Figure 4. Wt1, an upstream candidate for Dmy regulation.

(A) Dmy and Wt1a expression were analysed using several early stage samples (S4-S18) to assess the precise start point of zygotic expression (XX, white columns and XY, grey columns). (B) Differences in Wt1a expression between control (white columns) and Dmy-KD (grey columns) XY embryos during gonadal differentiation (S20-S39) were also analysed by real-time PCR. (C,D) Wt1a specific whole mount ISH of Dmy-KD XY (C) and control XY (D) embryos (stage 22) showed no virtual difference. (E) Luciferase assays using HEK293 cells showed a dose dependent activation of Dmy promoter by Wt1a KTS (−).

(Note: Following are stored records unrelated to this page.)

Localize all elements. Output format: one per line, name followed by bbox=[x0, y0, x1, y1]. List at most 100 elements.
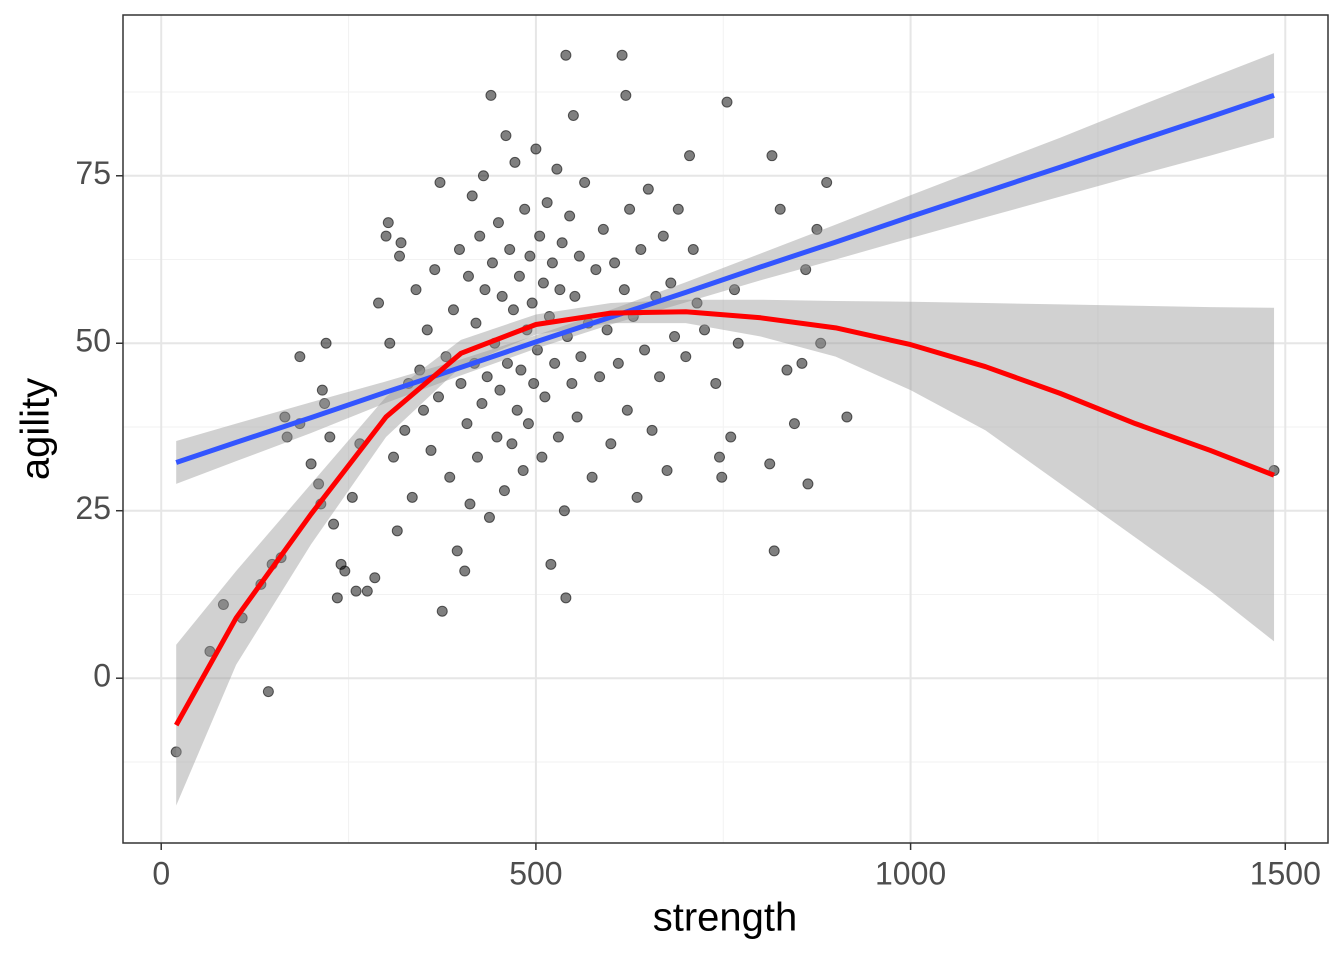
point bbox=[646, 424, 658, 436]
point bbox=[534, 230, 546, 242]
point bbox=[764, 458, 776, 470]
point bbox=[546, 257, 558, 269]
point bbox=[421, 324, 433, 336]
point bbox=[612, 357, 624, 369]
x-tick-label: 1000 bbox=[875, 855, 946, 891]
point bbox=[796, 357, 808, 369]
point bbox=[815, 337, 827, 349]
point bbox=[811, 223, 823, 235]
point bbox=[541, 197, 553, 209]
point bbox=[725, 431, 737, 443]
x-tick-label: 500 bbox=[509, 855, 562, 891]
point bbox=[605, 438, 617, 450]
point bbox=[391, 525, 403, 537]
point bbox=[471, 451, 483, 463]
point bbox=[339, 565, 351, 577]
axes: 0 500 1000 1500 0 25 50 75 bbox=[75, 155, 1320, 891]
point bbox=[537, 277, 549, 289]
x-axis-title: strength bbox=[653, 896, 798, 940]
point bbox=[406, 491, 418, 503]
point bbox=[399, 424, 411, 436]
point bbox=[511, 404, 523, 416]
point bbox=[459, 565, 471, 577]
point bbox=[691, 297, 703, 309]
point bbox=[483, 511, 495, 523]
point bbox=[517, 465, 529, 477]
point bbox=[464, 498, 476, 510]
point bbox=[560, 592, 572, 604]
confidence-band bbox=[176, 53, 1275, 484]
point bbox=[526, 297, 538, 309]
point bbox=[262, 686, 274, 698]
point bbox=[470, 317, 482, 329]
point bbox=[434, 176, 446, 188]
point bbox=[536, 451, 548, 463]
point bbox=[481, 371, 493, 383]
point bbox=[500, 130, 512, 142]
point bbox=[558, 505, 570, 517]
point bbox=[388, 451, 400, 463]
point bbox=[552, 431, 564, 443]
point bbox=[319, 398, 331, 410]
point bbox=[429, 264, 441, 276]
point bbox=[579, 176, 591, 188]
point bbox=[305, 458, 317, 470]
point bbox=[684, 150, 696, 162]
point bbox=[436, 605, 448, 617]
point bbox=[586, 471, 598, 483]
confidence-band bbox=[176, 299, 1275, 806]
point bbox=[575, 351, 587, 363]
point bbox=[513, 270, 525, 282]
point bbox=[515, 364, 527, 376]
point bbox=[346, 491, 358, 503]
point bbox=[494, 384, 506, 396]
point bbox=[479, 284, 491, 296]
y-tick-label: 0 bbox=[93, 658, 111, 694]
y-axis-title: agility bbox=[14, 378, 58, 480]
point bbox=[331, 592, 343, 604]
point bbox=[451, 545, 463, 557]
point bbox=[519, 203, 531, 215]
point bbox=[380, 230, 392, 242]
point bbox=[549, 357, 561, 369]
point bbox=[590, 264, 602, 276]
point bbox=[551, 163, 563, 175]
point bbox=[567, 109, 579, 121]
point bbox=[545, 558, 557, 570]
point bbox=[774, 203, 786, 215]
x-tick-label: 0 bbox=[152, 855, 170, 891]
fit-line bbox=[174, 309, 1275, 727]
point bbox=[447, 304, 459, 316]
point bbox=[492, 217, 504, 229]
plot-area bbox=[170, 49, 1280, 806]
point bbox=[554, 284, 566, 296]
point bbox=[524, 250, 536, 262]
point bbox=[802, 478, 814, 490]
point bbox=[324, 431, 336, 443]
point bbox=[616, 49, 628, 61]
point bbox=[594, 371, 606, 383]
x-tick-label: 1500 bbox=[1250, 855, 1321, 891]
point bbox=[732, 337, 744, 349]
point bbox=[601, 324, 613, 336]
point bbox=[573, 250, 585, 262]
point bbox=[714, 451, 726, 463]
point bbox=[485, 89, 497, 101]
point bbox=[170, 746, 182, 758]
point bbox=[642, 183, 654, 195]
point bbox=[566, 377, 578, 389]
point bbox=[539, 391, 551, 403]
point bbox=[768, 545, 780, 557]
y-tick-label: 75 bbox=[75, 155, 111, 191]
panel-border bbox=[122, 14, 1329, 844]
point bbox=[821, 176, 833, 188]
point bbox=[800, 264, 812, 276]
point bbox=[528, 377, 540, 389]
point bbox=[716, 471, 728, 483]
point bbox=[384, 337, 396, 349]
point bbox=[699, 324, 711, 336]
point bbox=[522, 418, 534, 430]
point bbox=[474, 230, 486, 242]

Graphical data are presented as an average of three independent experiments, each containing triplicates of individual sampling group. Error bars represent SEM. Letters (a–c) above the bars indicate that these groups differ significantly from each other at p < 0.05.

Figure 5. Gsdf and Sox9a2 are potential downstream targets of Dmy.

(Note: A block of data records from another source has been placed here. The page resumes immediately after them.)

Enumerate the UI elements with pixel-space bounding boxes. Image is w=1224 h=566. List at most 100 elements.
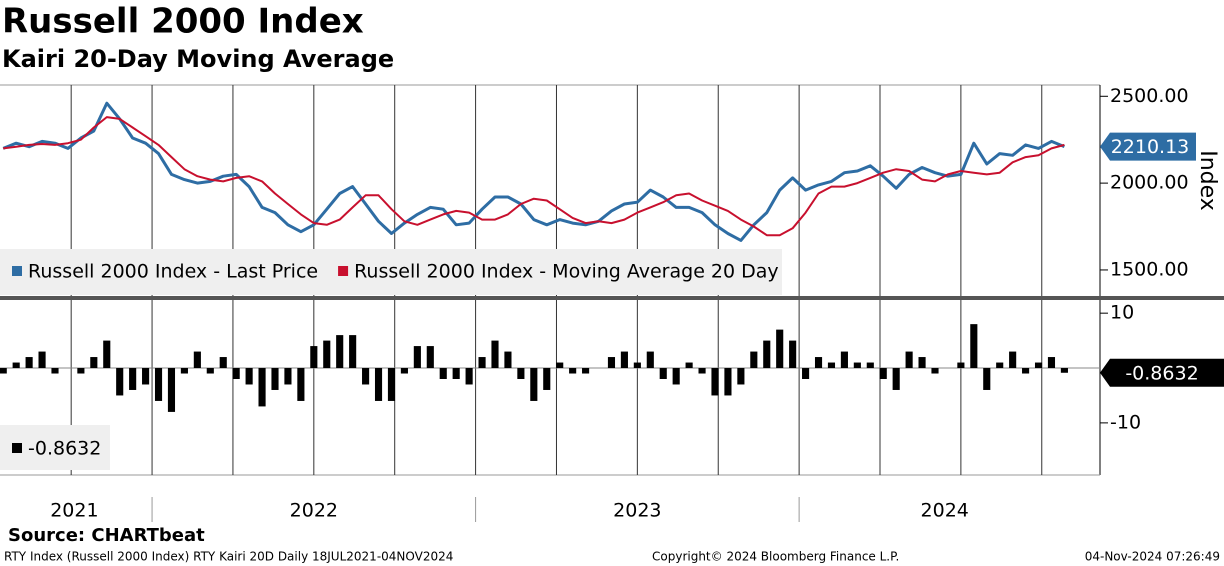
bar	[931, 368, 939, 374]
legend-swatch	[12, 266, 22, 276]
bar	[879, 368, 887, 379]
bar	[789, 340, 797, 369]
bar	[154, 368, 163, 401]
bar	[219, 357, 227, 369]
bar	[737, 368, 745, 385]
bar	[167, 368, 176, 412]
bar	[996, 362, 1004, 369]
last-value-label: -0.8632	[1125, 362, 1198, 384]
bar	[116, 368, 124, 396]
legend-box	[0, 249, 782, 295]
copyright: Copyright© 2024 Bloomberg Finance L.P.	[652, 550, 899, 564]
timestamp: 04-Nov-2024 07:26:49	[1085, 550, 1220, 564]
bar	[750, 351, 758, 369]
bar	[633, 362, 641, 369]
bar	[970, 324, 978, 369]
bar	[504, 351, 512, 369]
bar	[646, 351, 654, 369]
bar	[698, 368, 706, 374]
bar	[1022, 368, 1030, 374]
bar	[607, 357, 616, 369]
legend-label: Russell 2000 Index - Last Price	[28, 261, 318, 283]
y-axis-label: Index	[1195, 150, 1220, 211]
last-value-tag	[1100, 358, 1224, 387]
bar	[840, 351, 848, 369]
x-tick-label: 2021	[50, 500, 98, 522]
bar	[905, 351, 913, 369]
bar	[983, 368, 991, 390]
legend-swatch	[12, 443, 22, 453]
bar	[763, 340, 771, 369]
bar	[258, 368, 266, 407]
bar	[802, 368, 810, 379]
bar	[1009, 351, 1017, 369]
bar	[1047, 357, 1056, 369]
legend-label: Russell 2000 Index - Moving Average 20 D…	[354, 261, 779, 283]
bar	[90, 357, 98, 369]
bar	[776, 329, 784, 369]
bar	[129, 368, 137, 390]
panel-divider	[0, 296, 1224, 300]
bar	[323, 340, 331, 369]
bar	[297, 368, 305, 401]
bar	[452, 368, 460, 379]
last-value-tag	[1100, 132, 1196, 161]
bar	[349, 335, 357, 369]
bar	[866, 362, 874, 369]
bar	[530, 368, 538, 401]
bar	[180, 368, 188, 374]
legend-swatch	[338, 266, 349, 276]
bar	[478, 357, 486, 369]
bar	[38, 351, 46, 369]
bar	[362, 368, 370, 385]
line-series	[3, 116, 1065, 237]
bar	[1060, 368, 1068, 373]
x-tick-label: 2022	[290, 500, 338, 522]
bar	[142, 368, 150, 385]
bar	[556, 362, 564, 369]
bar	[439, 368, 447, 379]
bar	[310, 346, 318, 369]
y-tick-label: -10	[1110, 411, 1141, 433]
bar	[569, 368, 577, 374]
bar	[400, 368, 408, 374]
bar	[672, 368, 680, 385]
bar	[374, 368, 383, 401]
footer-description: RTY Index (Russell 2000 Index) RTY Kairi…	[4, 550, 453, 564]
x-tick-label: 2024	[921, 500, 969, 522]
chart-subtitle: Kairi 20-Day Moving Average	[2, 45, 394, 73]
line-series	[2, 101, 1065, 242]
bar	[413, 346, 421, 369]
bar	[724, 368, 732, 396]
bar	[271, 368, 279, 390]
bar	[25, 357, 33, 369]
bar	[465, 368, 473, 385]
bar	[517, 368, 525, 379]
bar	[491, 340, 499, 369]
y-tick-label: 2500.00	[1110, 85, 1189, 107]
bar	[957, 362, 965, 369]
bar	[659, 368, 667, 379]
bar	[103, 340, 111, 369]
legend-label: -0.8632	[28, 438, 101, 460]
bar	[336, 335, 344, 369]
bar	[193, 351, 201, 369]
chart-title: Russell 2000 Index	[2, 2, 364, 42]
bar	[711, 368, 719, 396]
y-tick-label: 2000.00	[1110, 172, 1189, 194]
bar	[814, 357, 823, 369]
bar	[620, 351, 628, 369]
bar	[543, 368, 551, 390]
x-tick-label: 2023	[613, 500, 661, 522]
bar	[685, 362, 693, 369]
bar	[918, 357, 926, 369]
bar	[582, 368, 590, 374]
bar	[245, 368, 253, 385]
bar	[853, 362, 861, 369]
bar	[232, 368, 240, 379]
bar	[0, 368, 7, 374]
bar	[1034, 362, 1043, 369]
bar	[12, 362, 20, 369]
bar	[206, 368, 214, 374]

(A) In vivo chromatin immunoprecipitation analysis of candidate Dmy targets. Relative expression to control input was calculated using real-time PCR and plotted on the graph. Data are presented as means ± SEM of 4 separate experiments and significances (p < 0.05) are denoted by different letters. (B) Effects of Dmy overexpression on Gsdf and Sox9a2 promoter activity (upper panel) and mRNA transcription (lower panel) were ascertained. (C) Differences in Dmy expression between control (white columns) and olvas-eGFP-Dmy-KD co-injected with Gsdf-cherry and Sox9a2-cyan (grey columns) XY embryos during gonadal differentiation (S20-S39) were assessed using real-time PCR. (D) Representative images showing the germ cell distribution in Olvas-eGFP-control XX, Olvas-eGFP-Dmy-KD-XY embryos at S39 after control (upper panel) and Gsdf/Sox9a2 (lower panel) mRNA injection. Isolated and cluster germ cells are marked with ‘*’ and ‘#’, respectively. Note: Clustered germ cells are representative of female type gonadal development (N = 9/ group). (E) The total number of germ cells was plotted (Y-axis) against different injected groups (X-axis). Data are presented as means of 10 individuals (error bars represent SEM). Different letters (a–d) indicate significant differences from other groups at p < 0.05. Note: C, G, S, and G + S represents PBS, Gsdf-cherry, Sox9a2-cyan, and Gsdf-cherry/Sox9a2-cyan mRNA injected embryos, respectively. (F) The gonadal sexuality of olvas-eGFP-Dmy-KD embryos co-overexpressed with Gsdf-Sox9a2 (N = 7) was assessed at maturity. (Scale bar, 20 μm).